In either respect, Cole’s appearance — like Morales on The Walking Dead — ends up being something of a non-factor. They killed Cole and his people before they can kill Alicia, Dakota, and Teddy, which means that Fear brought Cole back only long enough to dispatch with him. The point, however, is to illustrate to Alicia that her mother’s sacrifice was meaningless.
However, the fact that Alicia isn’t completely dispirited by this revelation is the real crux of the episode. Teddy values Alicia’s hope for the future, despite what she learned about Cole. In fact, he values it so much that he essentially wants to bottle it up and use it to seed his “new beginning.” Teddy admits to Alicia that his plan is to drop a nuclear bomb on the area to destroy it and use Alicia’s hope to fuel his new world.
Teddy — who again is hilariously unhinged and depicted fabulously by John Glover — decides to lock Alicia in some kind of nuclear fall-out shelter, where she will remain for several years until it is safe to come out after he drops his bomb. “You are going to rebuild the world from within there,” Teddy tells Alicia. “Good luck.”
“You lock me in here, and I’m not going to make the world the way you want it to be!” Alicia screams.
“I know,” Teddy replies as he walks away. “That’s what I’m counting on.”
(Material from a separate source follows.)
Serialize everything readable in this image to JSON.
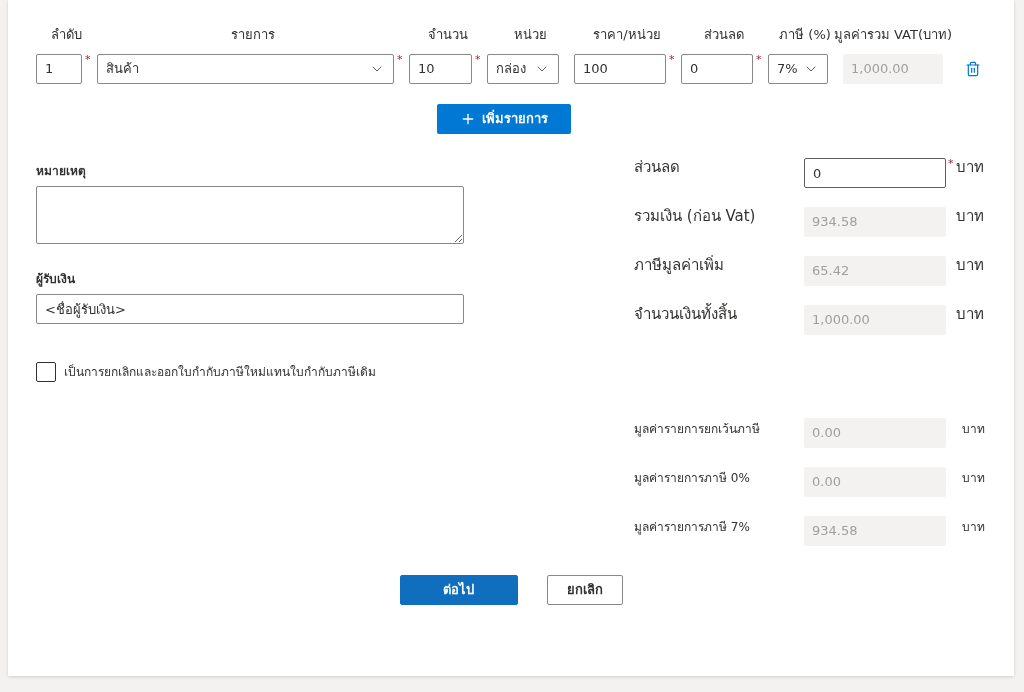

What’s interesting here, however, is what showrunner Ian Goldberg had to say in the behind-the-scenes featurette after the episode. “We’re going to have to see as we go into next season,” he says, “whether [Alicia] ends up doing what Teddy asks her to do or whether she forges a path entirely on her own.” The implication here is that Teddy will be successful in his plan to drop a bomb. Alicia will have to pick up the pieces in the seventh season after the destruction and, presumably, a big time-jump, one large enough to possibly align Fear the Walking Dead with the same timeline as the final season of The Walking Dead and possibly the Rick Grimes’ movie.
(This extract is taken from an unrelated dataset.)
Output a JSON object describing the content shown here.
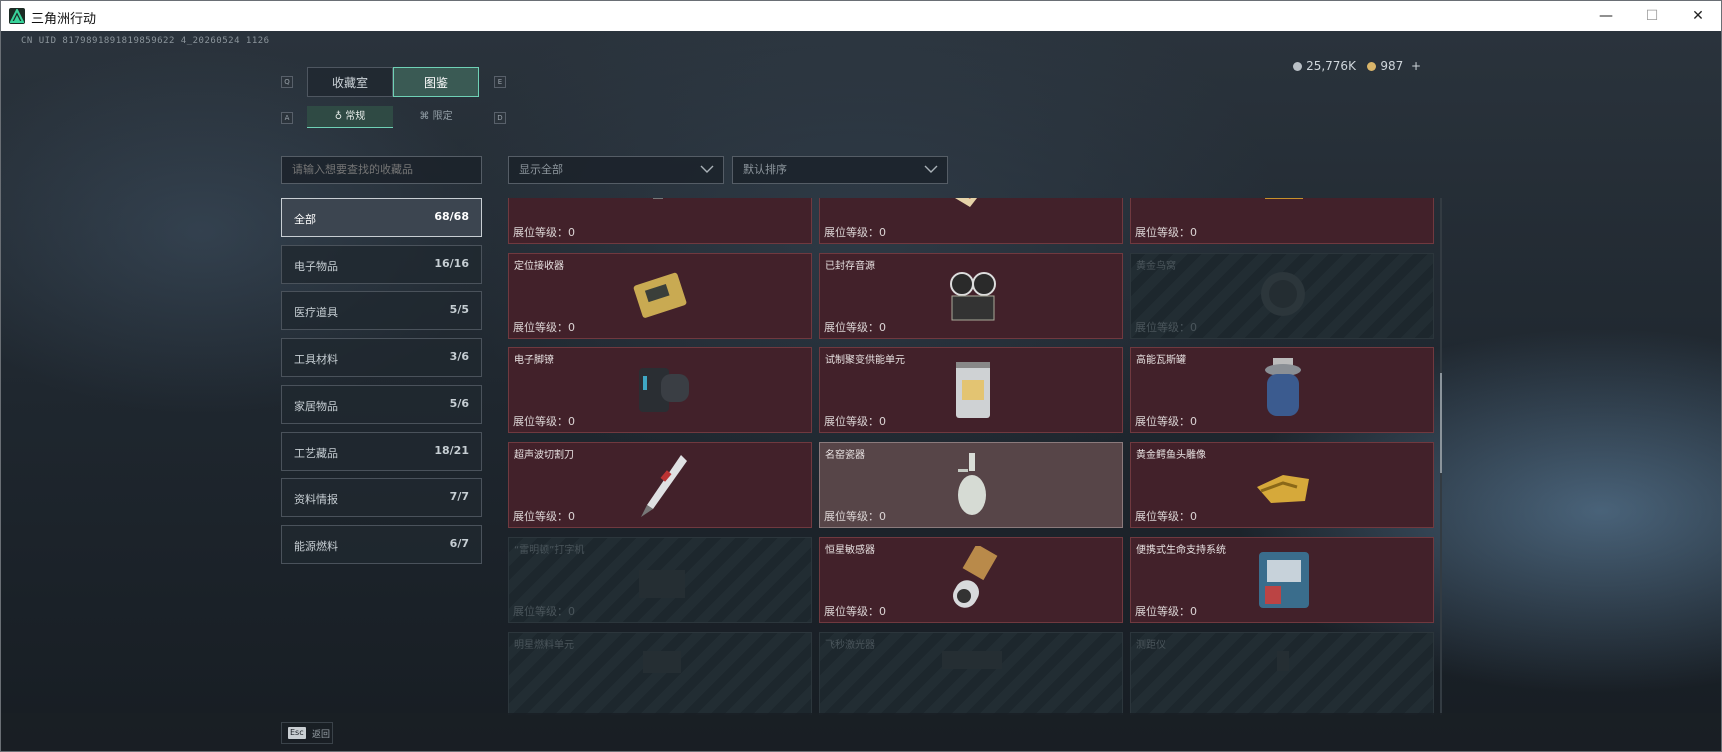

What we don’t know, however, is who else from this season of Fear the Walking Dead will also survive? Alicia may be Teddy’s choice to usher in the new beginning, but she won’t be able to do it on her own. She’ll need others to pass that hope onto. In the meantime, we may not see Alicia again in the final two episodes of this season.
Speaking of which, after a one-week hiatus, Fear will return in two weeks with the penultimate episode of the season, which might prove to be less about preventing the attack and more about finding safety from it.
Fear the Walking Dead airs Sundays on AMC.